Payment Information

  • Unless arrangements have been made in advance, co-payments, co-insurance, and any outstanding balances are expected at the time of service. Patients may be financially responsible for payment of all services even if their insurance company does not pay. Patient accounts not paid promptly are subject to third party collections and/or legal procedures.
  • If we are not participating providers with your plan, we will provide you with a receipt for you to file with your insurance company.
  • Any check returned from the bank will result in an additional $25.00 charge that will appear on your account.
  • If your insurance carrier has not responded to a claim within 90 days, we reserve the right to formally transfer all associated liability for the claim to the patient/guarantor. Failure to promptly resolve this balance may result in third party collection and/or legal procedures be taken. Please keep a close watch for carrier claim payment and contact the insurance carrier or a clinic patient accounts representative at 1-888-422-7720 in the event a claim is not resolved within 60 days from the date of service.
  • We realize that emergencies do arise that may affect timely payment of your account. If such extreme cases do occur, please contact a patient accounts representative at 1-888-422-7720.
  • Please always notify our office of any change in name, address, phone or insurance information.

Insurance Information

  • Prior to your appointment, please check your insurance information so you will be informed about referrals, co-payments, and any deductible required at the time of the visit.

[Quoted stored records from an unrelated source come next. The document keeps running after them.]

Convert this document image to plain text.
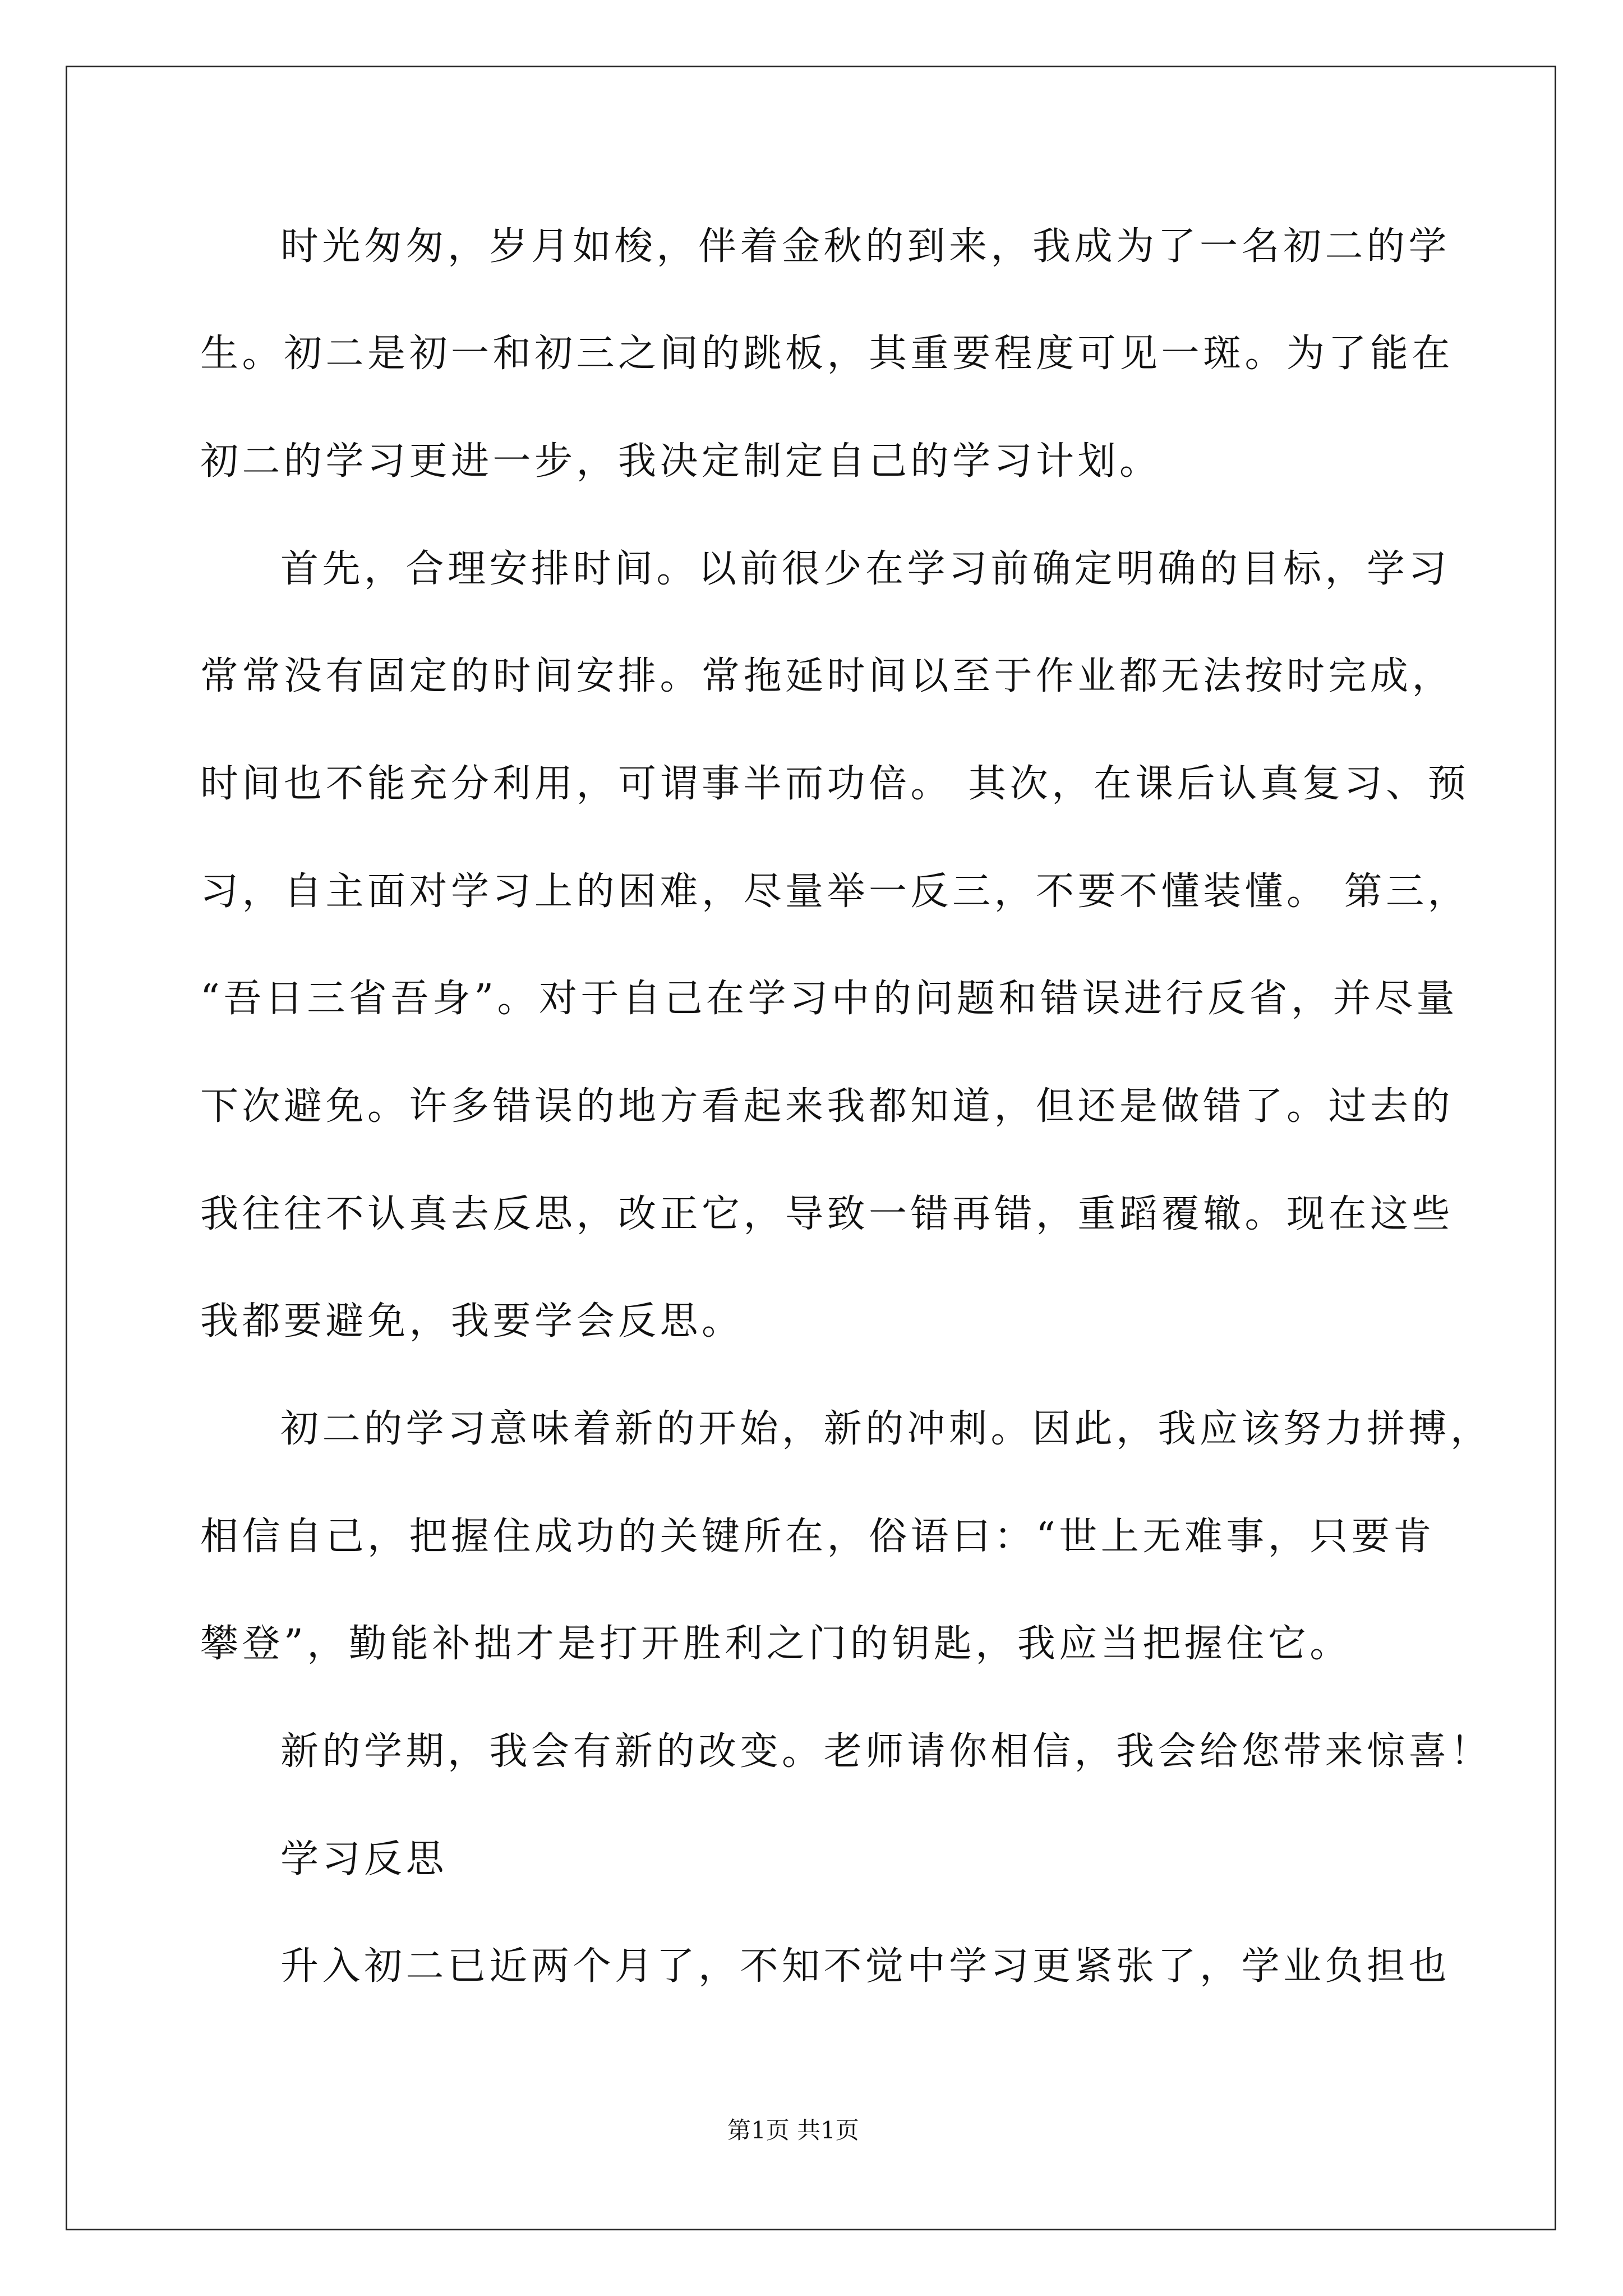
时光匆匆，岁月如梭，伴着金秋的到来，我成为了一名初二的学
生。初二是初一和初三之间的跳板，其重要程度可见一斑。为了能在
初二的学习更进一步，我决定制定自己的学习计划。
首先，合理安排时间。以前很少在学习前确定明确的目标，学习
常常没有固定的时间安排。常拖延时间以至于作业都无法按时完成，
时间也不能充分利用，可谓事半而功倍。 其次，在课后认真复习、预
习，自主面对学习上的困难，尽量举一反三，不要不懂装懂。 第三，
“吾日三省吾身”。对于自己在学习中的问题和错误进行反省，并尽量
下次避免。许多错误的地方看起来我都知道，但还是做错了。过去的
我往往不认真去反思，改正它，导致一错再错，重蹈覆辙。现在这些
我都要避免，我要学会反思。
初二的学习意味着新的开始，新的冲刺。因此，我应该努力拼搏，
相信自己，把握住成功的关键所在，俗语曰：“世上无难事，只要肯
攀登”，勤能补拙才是打开胜利之门的钥匙，我应当把握住它。
新的学期，我会有新的改变。老师请你相信，我会给您带来惊喜！
学习反思
升入初二已近两个月了，不知不觉中学习更紧张了，学业负担也
第1页 共1页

We also accept: Visa, MasterCard, and Discover.
  • For your first visit, please bring your insurance card and arrive early to complete the necessary patient information forms.
  • We accept Medicare as well as most insurers, however, please review all insurance information with our staff prior to services being rendered.
  • Your health insurance contract is between you and your insurance company. Any complaints regarding your coverage should be directed to your carrier.
  • Referrals: Please allow 48 hours for referral processing. If you are being referred, please be sure to bring the referral with you at the time of office check-in.